Rabu, Maret 25, 2009

Tantangan transportasi laut

Berdasarkan Permenhub No.KM 8 Tahun 2009 tentang Tarif Batas Atas Angkutan Penumpang Laut Dalam Negeri Kelas Ekonomi, tarif penumpang angkutan laut kelas ekonomi akan diturunkan. Selain itu, tarif jasa kepelabuhanan yang meliputi tarif jasa pemanduan, penundaan, dan penanganan peti kemas juga diturunkan. Kebijakan ini mulai berlaku pada 1 Maret 2009.

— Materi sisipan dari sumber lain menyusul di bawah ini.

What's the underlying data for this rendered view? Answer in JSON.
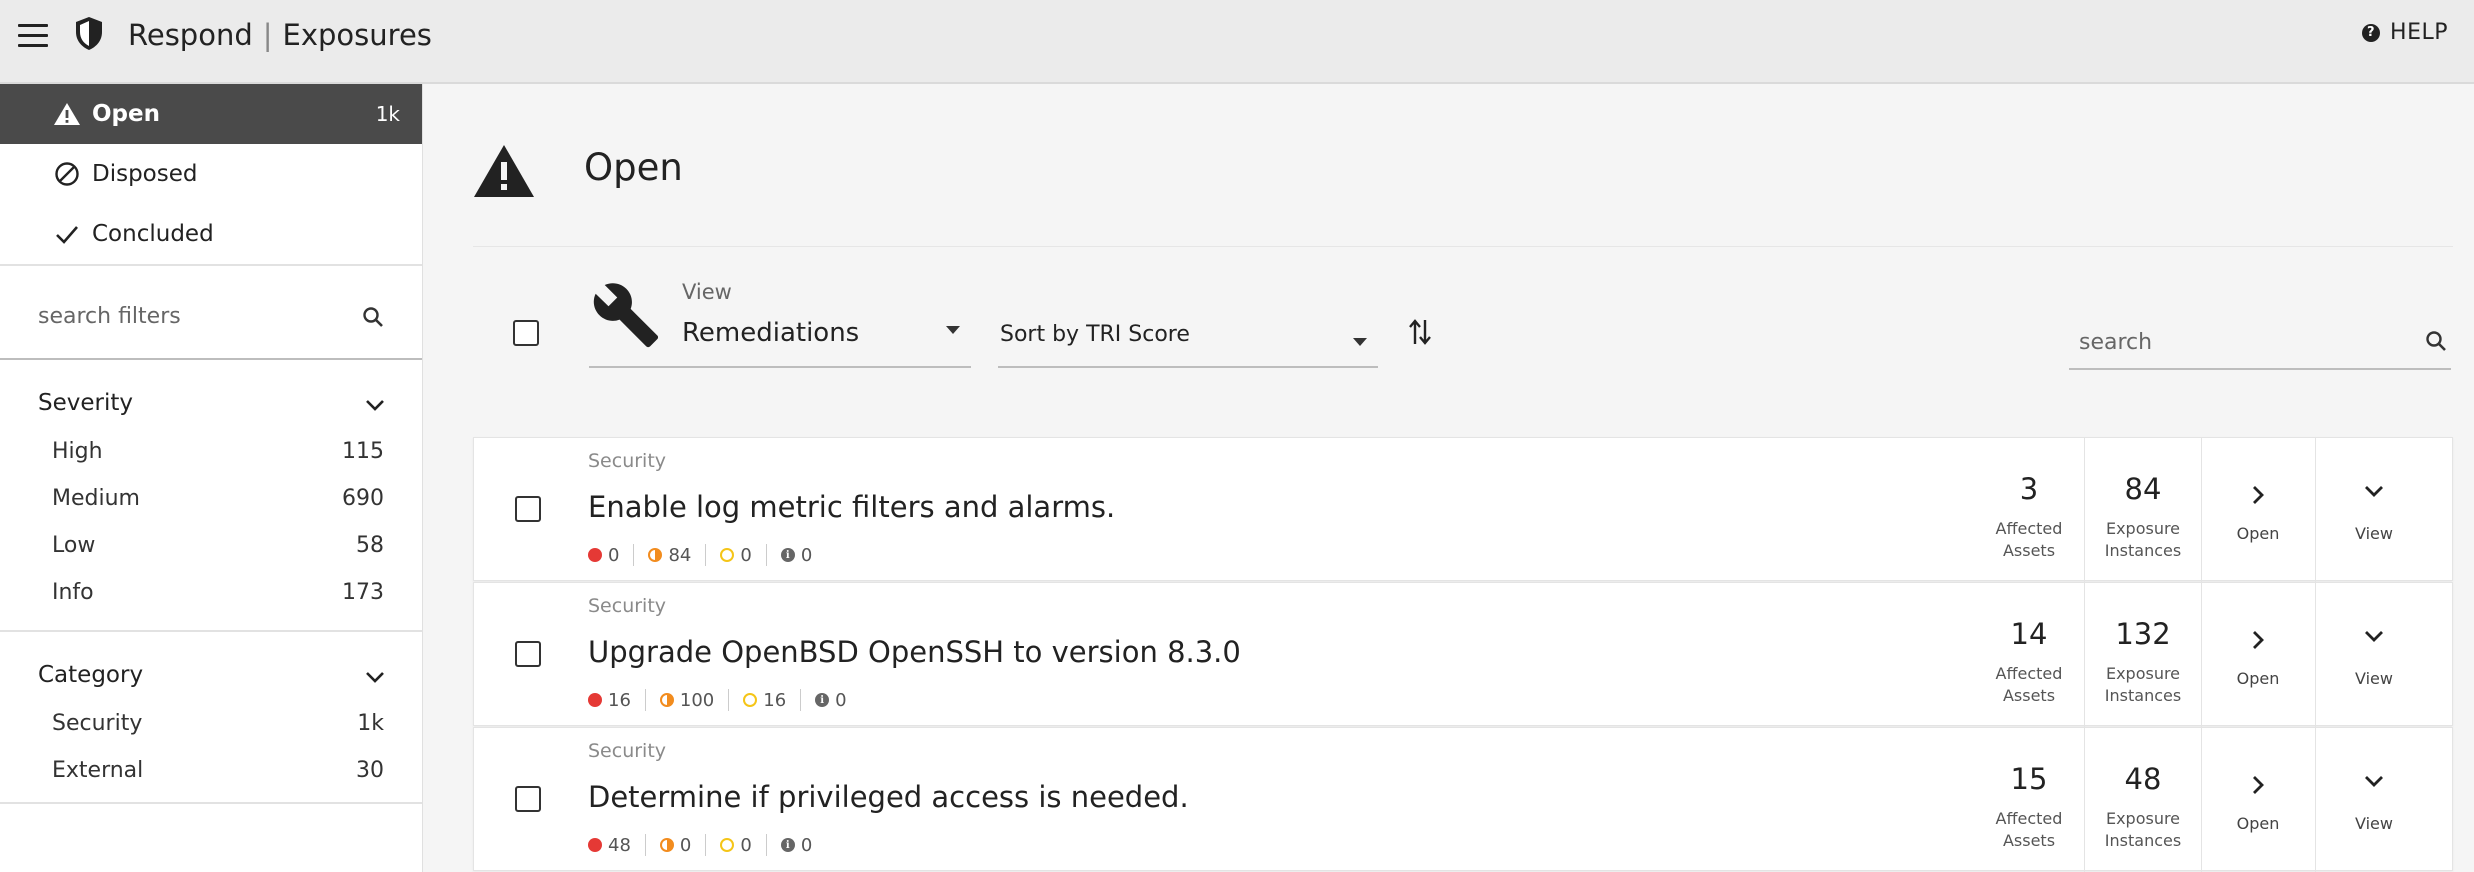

Menurut Dirjen Perhubungan Laut Dephub Sunaryo, besaran penurunan tarif angkutan penumpang laut kelas ekonomi adalah 10% untuk angkutan laut kelas ekonomi yang berjarak di atas 1.000 km. Sedangkan penurunan secara keseluruhan dari rute yang berlaku di perairan Indonesia rata-rata sebesar 3,94%. Dari perhitungan tersebut, penurunan tarif angkutan laut dalam negeri kelas ekonomi yang terendah adalah sebesar Rp39.800/penumpang dan tertinggi Rp124.200/penumpang.

Sementara itu, penurunan tarif jasa kepelabuhan diberikan untuk pelayanan jasa yang terkait langsung dengan penggunaan BBM yang meliputi jasa pemanduan, jasa penundaan, dan jasa pelayanan peti kemas. Penurunan tarif jasa kepelabuhan ini dilaksanakan dengan memberikan diskon sebesar 5% dalam kurun waktu 3 bulan dan dapat dilakukan peninjauan kembali. Penurunan tarif berlaku efektif sejak 15 Februari 2009. Kebijakan penurunan tarif penumpang laut kelas ekonomi dan tarif jasa kepelabuhan tersebut diharapkan dapat mendorong perkembangan dunia usaha, terutama terkait dampak terjadinya krisis keuangan global.

Sebelumnya, PT Perusahaan Pelayaran Nasional Indonesia (Pelni) telah melakukan kajian untuk melakukan penurunan tarif kelas ekonomi. Hal ini juga sebagai respon atas imbauan pemerintah bahwa BUMN di sektor transportasi harus memelopori penurunan tarif setelah harga BBM diturunkan hingga tiga kali. Berdasarkan perhitungan Pelni, penurunan tarif penumpang dari Rp415/penumpang/mil menjadi Rp412/penumpang/mil. Apabila kajian ini disetujui, maka tarif kapal penumpang yang berlaku saat ini di masyarakat, khususnya untuk jarak jauh, seperti Jakarta-Jayapura, dapat diturunkan berkisar antara Rp50.000-Rp80.000.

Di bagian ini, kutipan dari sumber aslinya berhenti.